American poet Emily Carr’s [see my 2015 Jacket2 piece on her here] third trade poetry collection, after Directions for Flying, 36 fits: a young wife’s almanac (Furniture Press, 2010) [see my review of such here] and 13 ways of happily (Parlor Press, 2011) [see my review of such here], is Whosoever Has Let A Minotaur Enter Them, Or A Sonnet— (San Francisco CA: McSweeney’s, 2016), a self-described volume of “divorce poems.” Carr’s poems are elegantly carved fragments, composed as scraps and ellipses that collage into something elusive, yet incredibly coherent. Structured in six sections—“drama of the forfeit,” “show & tell,” “scouts across america,” “amateurs,” “cathedral” and “state of grace”—her collection of “divorce poems” revels in compound words and the portmanteau, and a wonderfully striking linguistic density of meaning and sound, as she writes in the opening poem “) A SPLITBRAIN GRACE NOTE”:
imagine it: fleshliness.
leapfrog slingshot see (like eve side-arming apples from the trees.
gravity curls fernstalk, a red wind licks
your elbows. in current downriver singing the ocean grows. smoke
bellies the flagpole. slim–
ankled oaks dream in the soil.
he goes ahead coatless, lightsoaked. breathing in folds, like a fish. he
deals all his selves (was it a rib or catgut
LIKE THE COROLLAS OF A DYING SUN HOW/ BRILLIANT
Carr is also the author of a number of poetry chapbooks, including & look there goes a sparrow transplanting soil (above/ground press, 2009) (reprinted in full in the anthology Ground rules: the best of the second decade of above/ground press 2003-2013), UP THE SHINBONE SUPERLATIVES (Horse Less Press, 2012), Resurrection Refrains: 22 Tarot Lyrics in the Form of the Yellow Brick Road (Dancing Girl Press, 2013), STAY THIS MOMENT: THE AUTOPSY LYRICS, ACTS 1 & 2 (Little Red Leaves, 2013) and STAY THIS MOMENT: THE AUTOPSY LYRICS,ACTS 3 & 4 (Little Red Leaves, 2015), some of which has appeared since in trade editions, and some, such as “THE AUTOPSY LYRICS,” suggest a further full-length volume.

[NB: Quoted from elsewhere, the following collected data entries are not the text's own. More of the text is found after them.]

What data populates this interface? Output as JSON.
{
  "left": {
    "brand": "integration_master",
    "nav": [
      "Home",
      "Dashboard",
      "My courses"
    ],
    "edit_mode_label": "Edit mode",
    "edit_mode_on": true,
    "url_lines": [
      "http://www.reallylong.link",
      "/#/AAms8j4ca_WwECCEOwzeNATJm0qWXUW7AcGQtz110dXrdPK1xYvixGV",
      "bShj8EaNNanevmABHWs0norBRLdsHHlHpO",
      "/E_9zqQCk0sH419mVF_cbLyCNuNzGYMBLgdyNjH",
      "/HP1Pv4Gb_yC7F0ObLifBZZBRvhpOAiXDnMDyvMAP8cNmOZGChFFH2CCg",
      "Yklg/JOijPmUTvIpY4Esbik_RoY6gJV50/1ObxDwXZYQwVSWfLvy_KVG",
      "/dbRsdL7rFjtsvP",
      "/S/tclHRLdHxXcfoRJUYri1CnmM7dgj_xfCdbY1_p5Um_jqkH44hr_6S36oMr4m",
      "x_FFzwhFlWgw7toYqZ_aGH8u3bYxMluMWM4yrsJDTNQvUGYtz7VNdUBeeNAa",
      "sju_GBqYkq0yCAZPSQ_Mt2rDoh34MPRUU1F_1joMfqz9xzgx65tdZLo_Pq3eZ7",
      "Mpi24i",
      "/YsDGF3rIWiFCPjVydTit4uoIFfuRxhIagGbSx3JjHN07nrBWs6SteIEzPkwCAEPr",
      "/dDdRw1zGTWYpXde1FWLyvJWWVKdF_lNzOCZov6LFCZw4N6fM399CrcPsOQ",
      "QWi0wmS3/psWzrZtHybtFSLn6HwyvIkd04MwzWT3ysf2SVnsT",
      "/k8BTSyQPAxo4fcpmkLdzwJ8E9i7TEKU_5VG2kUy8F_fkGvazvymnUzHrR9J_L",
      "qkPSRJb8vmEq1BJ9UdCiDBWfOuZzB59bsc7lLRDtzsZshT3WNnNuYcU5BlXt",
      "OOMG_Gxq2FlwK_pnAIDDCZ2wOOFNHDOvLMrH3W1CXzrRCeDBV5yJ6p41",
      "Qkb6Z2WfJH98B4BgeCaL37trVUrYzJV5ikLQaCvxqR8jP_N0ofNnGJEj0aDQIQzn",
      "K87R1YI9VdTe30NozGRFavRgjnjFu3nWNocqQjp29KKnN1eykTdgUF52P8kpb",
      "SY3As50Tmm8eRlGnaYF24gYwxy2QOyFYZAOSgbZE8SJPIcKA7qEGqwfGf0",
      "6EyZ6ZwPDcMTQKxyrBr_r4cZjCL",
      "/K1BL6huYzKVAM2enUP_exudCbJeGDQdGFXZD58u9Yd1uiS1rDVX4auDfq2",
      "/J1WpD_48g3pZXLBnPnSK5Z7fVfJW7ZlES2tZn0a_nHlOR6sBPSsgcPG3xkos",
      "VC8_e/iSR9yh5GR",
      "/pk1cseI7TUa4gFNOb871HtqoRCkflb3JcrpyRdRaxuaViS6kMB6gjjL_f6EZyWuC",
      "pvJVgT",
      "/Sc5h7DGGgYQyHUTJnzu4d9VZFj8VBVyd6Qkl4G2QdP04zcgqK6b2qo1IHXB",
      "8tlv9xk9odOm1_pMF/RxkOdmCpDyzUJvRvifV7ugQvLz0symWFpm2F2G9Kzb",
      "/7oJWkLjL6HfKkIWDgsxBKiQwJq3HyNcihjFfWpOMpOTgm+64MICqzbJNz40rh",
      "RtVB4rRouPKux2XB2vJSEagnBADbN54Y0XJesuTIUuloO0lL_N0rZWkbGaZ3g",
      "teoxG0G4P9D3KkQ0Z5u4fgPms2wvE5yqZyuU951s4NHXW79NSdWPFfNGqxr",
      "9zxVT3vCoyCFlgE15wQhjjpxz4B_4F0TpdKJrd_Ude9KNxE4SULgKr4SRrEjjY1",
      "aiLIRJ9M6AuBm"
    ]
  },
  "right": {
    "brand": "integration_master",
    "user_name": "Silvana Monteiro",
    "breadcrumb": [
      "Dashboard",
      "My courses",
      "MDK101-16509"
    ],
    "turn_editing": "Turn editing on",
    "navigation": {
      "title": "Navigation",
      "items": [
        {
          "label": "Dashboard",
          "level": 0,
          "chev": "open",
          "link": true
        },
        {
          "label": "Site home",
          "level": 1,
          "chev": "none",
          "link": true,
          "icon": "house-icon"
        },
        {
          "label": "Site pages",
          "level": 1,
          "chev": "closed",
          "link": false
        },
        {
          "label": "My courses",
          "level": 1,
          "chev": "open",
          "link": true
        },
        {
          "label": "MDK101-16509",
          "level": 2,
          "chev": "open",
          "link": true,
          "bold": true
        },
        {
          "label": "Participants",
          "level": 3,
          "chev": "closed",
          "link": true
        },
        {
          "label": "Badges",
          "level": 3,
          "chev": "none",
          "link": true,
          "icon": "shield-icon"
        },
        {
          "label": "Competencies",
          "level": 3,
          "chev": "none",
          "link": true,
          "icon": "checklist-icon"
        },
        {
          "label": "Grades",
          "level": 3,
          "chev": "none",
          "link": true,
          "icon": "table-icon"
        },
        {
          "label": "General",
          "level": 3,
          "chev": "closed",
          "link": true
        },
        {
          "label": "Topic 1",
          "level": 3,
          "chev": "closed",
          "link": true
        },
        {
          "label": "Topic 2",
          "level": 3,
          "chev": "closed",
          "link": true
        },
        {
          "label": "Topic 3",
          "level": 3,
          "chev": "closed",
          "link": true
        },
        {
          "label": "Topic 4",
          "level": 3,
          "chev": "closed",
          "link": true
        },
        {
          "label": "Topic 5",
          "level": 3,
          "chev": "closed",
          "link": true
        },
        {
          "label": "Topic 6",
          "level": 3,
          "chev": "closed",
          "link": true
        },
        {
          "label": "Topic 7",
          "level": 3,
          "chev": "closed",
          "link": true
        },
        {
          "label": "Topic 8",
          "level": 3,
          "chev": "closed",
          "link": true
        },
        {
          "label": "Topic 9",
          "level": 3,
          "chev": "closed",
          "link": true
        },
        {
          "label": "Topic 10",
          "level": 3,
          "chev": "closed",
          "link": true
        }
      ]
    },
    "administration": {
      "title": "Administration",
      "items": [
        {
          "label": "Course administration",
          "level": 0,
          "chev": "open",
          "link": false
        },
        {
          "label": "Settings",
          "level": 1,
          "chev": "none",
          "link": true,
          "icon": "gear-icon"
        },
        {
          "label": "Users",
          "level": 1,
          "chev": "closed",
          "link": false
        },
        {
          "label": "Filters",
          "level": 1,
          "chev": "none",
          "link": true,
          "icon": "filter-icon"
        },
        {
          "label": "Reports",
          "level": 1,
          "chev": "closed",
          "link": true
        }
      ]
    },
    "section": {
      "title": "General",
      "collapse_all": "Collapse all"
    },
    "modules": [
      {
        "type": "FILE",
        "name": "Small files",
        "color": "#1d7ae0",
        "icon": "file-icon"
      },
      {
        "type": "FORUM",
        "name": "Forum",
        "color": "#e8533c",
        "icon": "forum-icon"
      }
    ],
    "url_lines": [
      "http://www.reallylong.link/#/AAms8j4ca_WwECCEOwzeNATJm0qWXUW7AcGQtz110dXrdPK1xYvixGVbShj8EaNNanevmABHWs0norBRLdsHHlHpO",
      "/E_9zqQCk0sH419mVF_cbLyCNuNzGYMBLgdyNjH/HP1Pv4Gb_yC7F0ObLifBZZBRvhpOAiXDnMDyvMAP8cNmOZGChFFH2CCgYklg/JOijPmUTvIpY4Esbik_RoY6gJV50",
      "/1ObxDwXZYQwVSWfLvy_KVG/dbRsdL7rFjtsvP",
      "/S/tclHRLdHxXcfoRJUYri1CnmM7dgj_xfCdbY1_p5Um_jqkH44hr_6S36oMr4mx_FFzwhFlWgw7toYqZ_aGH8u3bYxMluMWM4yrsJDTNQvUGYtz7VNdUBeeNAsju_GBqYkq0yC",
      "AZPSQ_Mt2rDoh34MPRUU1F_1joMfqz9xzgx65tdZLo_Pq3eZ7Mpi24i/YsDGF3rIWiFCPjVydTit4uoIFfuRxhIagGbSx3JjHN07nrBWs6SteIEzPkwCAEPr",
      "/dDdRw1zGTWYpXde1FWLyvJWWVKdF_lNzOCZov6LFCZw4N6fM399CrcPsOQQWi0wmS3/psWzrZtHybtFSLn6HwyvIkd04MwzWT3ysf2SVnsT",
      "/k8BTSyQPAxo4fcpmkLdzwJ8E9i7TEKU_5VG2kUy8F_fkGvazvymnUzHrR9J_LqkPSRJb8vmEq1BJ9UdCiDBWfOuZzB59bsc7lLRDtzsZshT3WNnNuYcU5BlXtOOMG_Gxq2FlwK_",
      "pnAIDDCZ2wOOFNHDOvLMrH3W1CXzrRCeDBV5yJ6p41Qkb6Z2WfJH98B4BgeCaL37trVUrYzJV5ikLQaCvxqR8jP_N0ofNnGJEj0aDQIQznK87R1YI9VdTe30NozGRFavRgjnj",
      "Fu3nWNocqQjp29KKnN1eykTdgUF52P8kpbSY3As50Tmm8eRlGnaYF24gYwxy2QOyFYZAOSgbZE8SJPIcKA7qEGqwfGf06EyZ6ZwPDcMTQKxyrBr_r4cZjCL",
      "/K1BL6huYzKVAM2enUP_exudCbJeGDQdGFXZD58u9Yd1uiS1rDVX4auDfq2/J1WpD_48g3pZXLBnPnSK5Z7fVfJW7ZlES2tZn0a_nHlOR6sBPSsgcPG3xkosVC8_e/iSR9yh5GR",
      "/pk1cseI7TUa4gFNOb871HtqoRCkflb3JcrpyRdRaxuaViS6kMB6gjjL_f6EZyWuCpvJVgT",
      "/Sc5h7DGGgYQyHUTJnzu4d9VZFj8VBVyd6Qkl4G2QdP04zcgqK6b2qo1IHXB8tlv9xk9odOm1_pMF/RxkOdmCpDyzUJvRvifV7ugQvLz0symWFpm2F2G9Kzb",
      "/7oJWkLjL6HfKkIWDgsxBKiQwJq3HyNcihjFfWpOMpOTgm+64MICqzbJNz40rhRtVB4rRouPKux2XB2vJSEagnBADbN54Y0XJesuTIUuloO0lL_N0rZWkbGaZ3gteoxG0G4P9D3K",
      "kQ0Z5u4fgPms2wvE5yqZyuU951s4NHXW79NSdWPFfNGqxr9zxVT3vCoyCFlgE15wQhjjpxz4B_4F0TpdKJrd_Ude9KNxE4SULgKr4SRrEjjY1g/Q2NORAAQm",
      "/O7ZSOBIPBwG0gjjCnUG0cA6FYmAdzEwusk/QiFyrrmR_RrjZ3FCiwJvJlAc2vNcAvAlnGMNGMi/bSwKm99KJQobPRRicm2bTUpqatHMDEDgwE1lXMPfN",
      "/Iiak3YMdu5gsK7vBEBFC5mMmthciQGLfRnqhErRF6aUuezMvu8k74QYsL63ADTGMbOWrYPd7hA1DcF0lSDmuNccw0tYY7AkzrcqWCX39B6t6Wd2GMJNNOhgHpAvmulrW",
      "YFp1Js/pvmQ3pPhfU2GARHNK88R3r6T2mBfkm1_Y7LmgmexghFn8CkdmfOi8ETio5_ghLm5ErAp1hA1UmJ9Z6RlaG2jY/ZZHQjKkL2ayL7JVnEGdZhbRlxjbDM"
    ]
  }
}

Her poems, much like Toronto poet Margaret Christakos’ poetry collections, are constructed out of fractals and fragments and sentence-strands that break, sequence and accumulate into something far larger.
) IN THE BONE MARGIN
gentled on tended lawn, slender neurotic dinosaurs.
pale cows bewildered in the open air.
a greyhound pursued to static. her thin & scarcely believable arms.
fishy sounds from sherbet strollers. in the flaming
liturgical distance: souvenir flowers, beer
cans, propeller wings, clipped feathers, tears. railroads
part like children. a suicide swaggers in a garden plot. breaking
this fall, itself
FALLING/ WHILE BREAKING
As the back cover of Whosoever Has Let A Minotaur Enter Them, Or A Sonnet— offers: “A swiftly moving poetry of love—and divorce—that rips open romance in the age of men who, for all they love you, just don’t know how to love you anymore. These fairytales are for the heartbreakers as much as the heartbroken, for those smitten with wanderlust, who, no matter how hard they try, aren’t at home with themselves or this world—the beauty of that, in a kind of SOS way.” Carr utilizes fairytale and myth to speak of marriage and an eventual break, as in the poem “) STRUGGLING (IN FACT),” that includes: “the grassblades touch & touch in their small distances, the myth / begins: as family life, one lash by lash undreamt— [.]” Marriage is a subject that runs through the length and breadth of her published work, exploring marriage, happiness, expectation, heartbreak and disappointment as a kind of extended, meditative study, akin to the work of Anne Carson or Cole Swensen, attempting to approach the minutiae of the break (via myth) from multiple angles. As the opening of her author biography at the end of the collection tells us:
emily carr writes murder mysteries that turn into love poems that are sometimes (by her mcsweeney’s editors, for example) called divorce poems. some other folks say she’s writing a life-long love poem, & that’s probably true, too. regardless of the form she’s writing in, she’s most interested in experiment, with heart.